The usual pattern in ethnographic research has involved a single anthropologist investigating a specific problem in one ethnic group for a limited time. “Research Focus Wampar” has been developed as a reaction to this ethnographic approach. Our research does not pose one overarching question, theoretical orientation or definite time frame. Several anthropologists conduct research in different villages of one language group over a long time period. Results complement and control each other by revealing cultural continuity and similarities as well as differences between villages and local groups. Some of these, such as the extent of interethnic relations local groups are involved in, are relevant to longer and short term relevant processes.
The intention is for anthropologists differentiated by gender, age, and anthropological education, with a broad range of research questions to work in the same or different villages, so that different – sometimes contradictory – conclusions can emerge. Restudies and long-term research mean that time is also a dimension of comparison. This approach encourages discussion of research results and a better understanding of methods, sources and local heterogeneity. The Wampar, like most other ethnic groups, were and are not isolated, and interethnic contacts and relations, and integration into the state and church organisations are taken into account. Sociocultural change, including the disintegration of aspects of culture as well as continuities can be understood and explained.

Hans Fischer, as mentioned, began fieldwork in Papua New Guinea in 1958, when he visited several Wampar villages, but conducted fieldwork at that time mainly in villages in the lower Watut, where Wampar went as missionaries. He conducted his first long bout of fieldwork in Wampar territory in Gabmadzung in 1965, and then again in 1971/72, 1976, 1988, 1990, 1993, 1997, 1999/2000, 2003/04 and 2009. He also made short term visits to Gabsongkeg village. His research was on various topics such as settlement and household organization, kinship, language and oral traditions, and material culture including, for example, string figures.

Heide Lienert did fieldwork as MA student in Ngasawapum village on marriage and kinship. She returned for short time periods to Ngasawapum in 1984, 1994, and 2002.

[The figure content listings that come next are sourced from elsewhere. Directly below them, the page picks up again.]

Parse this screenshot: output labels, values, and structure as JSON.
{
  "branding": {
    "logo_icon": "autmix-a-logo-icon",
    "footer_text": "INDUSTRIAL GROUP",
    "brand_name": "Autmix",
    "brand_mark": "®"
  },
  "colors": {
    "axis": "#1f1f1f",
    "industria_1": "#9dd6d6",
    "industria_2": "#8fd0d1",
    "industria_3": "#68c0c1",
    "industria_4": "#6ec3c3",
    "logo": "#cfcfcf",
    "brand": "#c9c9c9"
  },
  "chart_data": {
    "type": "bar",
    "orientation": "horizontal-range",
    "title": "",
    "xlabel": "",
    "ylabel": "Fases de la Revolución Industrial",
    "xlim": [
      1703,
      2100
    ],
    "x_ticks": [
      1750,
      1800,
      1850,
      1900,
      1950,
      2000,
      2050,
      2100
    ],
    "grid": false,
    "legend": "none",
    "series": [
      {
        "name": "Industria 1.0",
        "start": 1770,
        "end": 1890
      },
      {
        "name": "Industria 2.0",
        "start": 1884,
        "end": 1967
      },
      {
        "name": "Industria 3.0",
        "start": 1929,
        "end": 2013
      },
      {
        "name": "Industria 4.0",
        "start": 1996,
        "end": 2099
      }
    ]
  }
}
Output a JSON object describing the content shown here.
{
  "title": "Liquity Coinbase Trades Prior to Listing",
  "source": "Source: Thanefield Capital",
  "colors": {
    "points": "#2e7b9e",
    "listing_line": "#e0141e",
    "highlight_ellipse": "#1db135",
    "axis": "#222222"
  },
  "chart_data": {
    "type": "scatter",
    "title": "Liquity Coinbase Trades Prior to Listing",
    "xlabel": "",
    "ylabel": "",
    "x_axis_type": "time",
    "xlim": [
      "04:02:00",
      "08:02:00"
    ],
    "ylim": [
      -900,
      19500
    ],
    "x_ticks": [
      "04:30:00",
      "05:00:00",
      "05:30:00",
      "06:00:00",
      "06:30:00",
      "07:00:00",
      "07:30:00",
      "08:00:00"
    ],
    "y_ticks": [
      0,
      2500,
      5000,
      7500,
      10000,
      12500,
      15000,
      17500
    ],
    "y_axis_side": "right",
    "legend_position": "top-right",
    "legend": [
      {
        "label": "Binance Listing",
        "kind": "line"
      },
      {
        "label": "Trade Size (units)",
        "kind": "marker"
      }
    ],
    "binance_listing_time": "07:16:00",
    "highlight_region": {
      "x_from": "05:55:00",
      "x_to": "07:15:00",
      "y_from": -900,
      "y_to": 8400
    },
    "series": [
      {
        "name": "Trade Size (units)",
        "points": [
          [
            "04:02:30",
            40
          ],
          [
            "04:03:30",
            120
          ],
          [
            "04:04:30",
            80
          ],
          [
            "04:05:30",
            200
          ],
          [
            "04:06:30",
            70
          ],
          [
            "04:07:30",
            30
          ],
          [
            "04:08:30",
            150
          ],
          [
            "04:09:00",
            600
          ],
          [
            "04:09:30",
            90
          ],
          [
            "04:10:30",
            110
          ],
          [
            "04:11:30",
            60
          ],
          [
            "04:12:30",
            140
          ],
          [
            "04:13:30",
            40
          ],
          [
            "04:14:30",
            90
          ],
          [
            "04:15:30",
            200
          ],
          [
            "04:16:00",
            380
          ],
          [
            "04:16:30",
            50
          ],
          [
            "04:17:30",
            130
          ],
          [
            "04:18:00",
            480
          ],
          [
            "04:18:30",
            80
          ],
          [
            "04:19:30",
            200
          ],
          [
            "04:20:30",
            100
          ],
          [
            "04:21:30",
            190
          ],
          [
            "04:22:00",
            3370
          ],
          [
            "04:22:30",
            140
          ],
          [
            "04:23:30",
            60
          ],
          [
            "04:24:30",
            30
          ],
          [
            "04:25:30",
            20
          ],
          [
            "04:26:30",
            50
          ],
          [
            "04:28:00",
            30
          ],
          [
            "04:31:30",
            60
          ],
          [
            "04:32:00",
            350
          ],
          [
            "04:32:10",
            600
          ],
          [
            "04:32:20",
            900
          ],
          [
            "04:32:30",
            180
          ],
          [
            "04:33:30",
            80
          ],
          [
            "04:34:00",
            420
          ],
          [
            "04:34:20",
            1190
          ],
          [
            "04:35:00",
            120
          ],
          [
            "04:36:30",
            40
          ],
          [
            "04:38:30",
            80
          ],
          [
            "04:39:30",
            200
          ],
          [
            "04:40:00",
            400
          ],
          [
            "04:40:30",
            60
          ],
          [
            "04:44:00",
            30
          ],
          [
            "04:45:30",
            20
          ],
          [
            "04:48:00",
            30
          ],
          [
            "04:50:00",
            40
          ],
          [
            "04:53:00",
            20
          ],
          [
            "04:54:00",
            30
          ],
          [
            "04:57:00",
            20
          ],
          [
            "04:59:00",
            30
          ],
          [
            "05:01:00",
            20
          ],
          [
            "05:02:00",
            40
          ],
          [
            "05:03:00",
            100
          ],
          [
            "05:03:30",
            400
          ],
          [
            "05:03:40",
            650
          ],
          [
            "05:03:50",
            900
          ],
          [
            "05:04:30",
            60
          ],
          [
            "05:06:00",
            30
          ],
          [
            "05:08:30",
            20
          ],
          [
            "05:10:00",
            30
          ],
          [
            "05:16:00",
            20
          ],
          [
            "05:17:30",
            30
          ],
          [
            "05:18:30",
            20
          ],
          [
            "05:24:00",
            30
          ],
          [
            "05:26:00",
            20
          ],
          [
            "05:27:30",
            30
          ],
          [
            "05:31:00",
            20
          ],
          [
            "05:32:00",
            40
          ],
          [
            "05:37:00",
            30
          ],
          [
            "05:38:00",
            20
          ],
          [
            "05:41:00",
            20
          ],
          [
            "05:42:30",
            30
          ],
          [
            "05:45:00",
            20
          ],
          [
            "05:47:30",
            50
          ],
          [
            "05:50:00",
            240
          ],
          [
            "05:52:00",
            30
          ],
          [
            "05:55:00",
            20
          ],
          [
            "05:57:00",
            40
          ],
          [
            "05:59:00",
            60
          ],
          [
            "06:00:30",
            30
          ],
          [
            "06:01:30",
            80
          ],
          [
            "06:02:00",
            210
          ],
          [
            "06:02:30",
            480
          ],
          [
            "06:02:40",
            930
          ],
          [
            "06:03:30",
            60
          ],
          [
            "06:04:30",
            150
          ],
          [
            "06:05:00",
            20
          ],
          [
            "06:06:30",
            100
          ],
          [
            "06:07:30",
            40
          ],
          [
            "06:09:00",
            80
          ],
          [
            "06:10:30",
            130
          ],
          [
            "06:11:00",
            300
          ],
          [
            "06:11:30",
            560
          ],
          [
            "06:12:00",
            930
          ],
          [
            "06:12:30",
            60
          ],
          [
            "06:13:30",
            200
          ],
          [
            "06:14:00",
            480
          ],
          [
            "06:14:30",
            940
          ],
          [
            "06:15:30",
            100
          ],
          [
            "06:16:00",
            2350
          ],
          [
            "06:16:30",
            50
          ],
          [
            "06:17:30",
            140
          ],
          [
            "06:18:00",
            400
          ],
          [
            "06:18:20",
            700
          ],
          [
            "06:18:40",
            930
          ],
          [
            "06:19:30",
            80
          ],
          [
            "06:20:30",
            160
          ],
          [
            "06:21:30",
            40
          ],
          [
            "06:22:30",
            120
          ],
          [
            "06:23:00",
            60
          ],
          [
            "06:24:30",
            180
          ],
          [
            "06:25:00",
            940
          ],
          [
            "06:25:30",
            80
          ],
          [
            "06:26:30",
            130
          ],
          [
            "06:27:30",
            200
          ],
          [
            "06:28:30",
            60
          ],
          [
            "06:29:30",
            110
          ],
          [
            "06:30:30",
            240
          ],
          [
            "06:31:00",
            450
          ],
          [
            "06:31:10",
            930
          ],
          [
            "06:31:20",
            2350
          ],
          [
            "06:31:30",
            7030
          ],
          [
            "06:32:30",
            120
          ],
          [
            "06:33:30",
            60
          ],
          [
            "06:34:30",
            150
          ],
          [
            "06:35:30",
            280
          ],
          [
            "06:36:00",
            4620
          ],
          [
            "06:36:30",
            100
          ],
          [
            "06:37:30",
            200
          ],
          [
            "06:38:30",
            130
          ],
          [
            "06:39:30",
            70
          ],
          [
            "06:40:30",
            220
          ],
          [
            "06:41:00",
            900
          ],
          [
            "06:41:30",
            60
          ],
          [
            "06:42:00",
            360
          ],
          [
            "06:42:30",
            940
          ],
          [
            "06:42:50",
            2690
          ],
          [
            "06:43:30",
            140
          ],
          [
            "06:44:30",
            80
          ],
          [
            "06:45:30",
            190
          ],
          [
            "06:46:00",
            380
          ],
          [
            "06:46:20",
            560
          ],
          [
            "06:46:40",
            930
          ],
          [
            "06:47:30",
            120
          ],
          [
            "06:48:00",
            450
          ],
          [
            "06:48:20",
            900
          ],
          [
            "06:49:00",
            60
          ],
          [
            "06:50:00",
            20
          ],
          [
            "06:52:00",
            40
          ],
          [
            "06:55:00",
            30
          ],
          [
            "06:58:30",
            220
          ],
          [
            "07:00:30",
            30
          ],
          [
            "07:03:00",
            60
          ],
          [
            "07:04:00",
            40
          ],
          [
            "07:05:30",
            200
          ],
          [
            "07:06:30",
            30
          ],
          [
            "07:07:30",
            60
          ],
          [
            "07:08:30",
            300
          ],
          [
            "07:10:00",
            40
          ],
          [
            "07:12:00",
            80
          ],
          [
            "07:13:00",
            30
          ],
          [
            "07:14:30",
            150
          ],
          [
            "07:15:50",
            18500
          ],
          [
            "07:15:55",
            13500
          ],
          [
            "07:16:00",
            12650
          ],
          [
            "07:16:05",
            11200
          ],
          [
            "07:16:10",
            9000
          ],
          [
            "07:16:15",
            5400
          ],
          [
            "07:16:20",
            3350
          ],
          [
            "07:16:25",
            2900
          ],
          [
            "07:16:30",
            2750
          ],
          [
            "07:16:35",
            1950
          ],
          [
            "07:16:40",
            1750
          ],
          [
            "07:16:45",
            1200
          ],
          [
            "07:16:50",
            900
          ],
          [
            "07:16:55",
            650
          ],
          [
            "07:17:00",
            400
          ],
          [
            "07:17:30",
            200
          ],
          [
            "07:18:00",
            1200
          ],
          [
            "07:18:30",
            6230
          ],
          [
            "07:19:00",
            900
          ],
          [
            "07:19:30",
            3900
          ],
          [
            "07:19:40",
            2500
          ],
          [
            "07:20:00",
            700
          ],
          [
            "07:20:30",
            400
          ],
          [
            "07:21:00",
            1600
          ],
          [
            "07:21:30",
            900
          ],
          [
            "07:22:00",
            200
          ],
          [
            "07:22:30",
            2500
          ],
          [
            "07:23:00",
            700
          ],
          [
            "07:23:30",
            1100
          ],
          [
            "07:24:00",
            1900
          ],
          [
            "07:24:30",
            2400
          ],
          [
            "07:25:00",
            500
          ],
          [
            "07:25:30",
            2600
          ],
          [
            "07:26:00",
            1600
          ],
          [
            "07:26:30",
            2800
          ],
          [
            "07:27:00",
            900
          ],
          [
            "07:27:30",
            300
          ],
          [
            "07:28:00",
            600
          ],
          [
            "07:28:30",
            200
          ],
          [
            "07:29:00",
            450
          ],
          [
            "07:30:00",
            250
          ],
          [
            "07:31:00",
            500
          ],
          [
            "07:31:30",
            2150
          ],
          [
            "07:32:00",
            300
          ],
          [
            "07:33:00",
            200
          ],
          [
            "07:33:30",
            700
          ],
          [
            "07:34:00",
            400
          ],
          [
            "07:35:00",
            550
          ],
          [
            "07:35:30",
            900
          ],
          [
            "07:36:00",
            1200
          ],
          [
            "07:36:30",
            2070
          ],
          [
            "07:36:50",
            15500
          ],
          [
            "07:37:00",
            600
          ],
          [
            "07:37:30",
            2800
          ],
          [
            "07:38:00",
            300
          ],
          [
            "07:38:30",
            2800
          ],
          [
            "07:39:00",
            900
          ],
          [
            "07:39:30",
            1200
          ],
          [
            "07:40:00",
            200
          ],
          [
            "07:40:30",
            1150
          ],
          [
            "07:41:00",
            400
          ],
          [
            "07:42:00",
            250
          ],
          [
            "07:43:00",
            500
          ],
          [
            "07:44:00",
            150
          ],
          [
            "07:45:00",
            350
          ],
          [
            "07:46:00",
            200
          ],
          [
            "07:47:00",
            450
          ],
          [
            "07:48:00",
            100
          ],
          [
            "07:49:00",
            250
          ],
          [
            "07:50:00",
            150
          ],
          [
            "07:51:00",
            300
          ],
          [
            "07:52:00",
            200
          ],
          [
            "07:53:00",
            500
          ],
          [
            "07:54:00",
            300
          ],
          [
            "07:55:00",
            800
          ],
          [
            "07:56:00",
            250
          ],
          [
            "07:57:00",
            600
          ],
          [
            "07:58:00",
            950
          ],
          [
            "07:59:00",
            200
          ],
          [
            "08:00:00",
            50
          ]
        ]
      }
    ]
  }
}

Christiana Lütkes, together with her husband Piotr, did fieldwork in Tararan village in 1993. Her PhD research on cultural and social organisation of work has been published along with several articles on related topics.

Accompanied by her daughter, Rita Kramp did a PhD research on family planning in Gabantsidz village in 1994/95, the results are published in a monograph (Kramp 1999)

Bettina Beer did (for part of the time together with her husband Hans Fischer) research on interethnic relations and the senses in 1997, 1999/2000, 2002, 2003/04 and 2009 in Gabsongkeg village.

The student Paulina Reimann studied children’s play and games in context of a fieldwork practice in 2002.

In 2002 Juliane Neuhaus did research for her PhD on village courts and legal pluralism in Munun village, she returned for a short period of fieldwork in 2009. She is in the final process of writing up results for her thesis "Legal Pluralism and the challenges of state efficiency: Ethnography of the Local State in the Markham Valley, Papua New Guinea."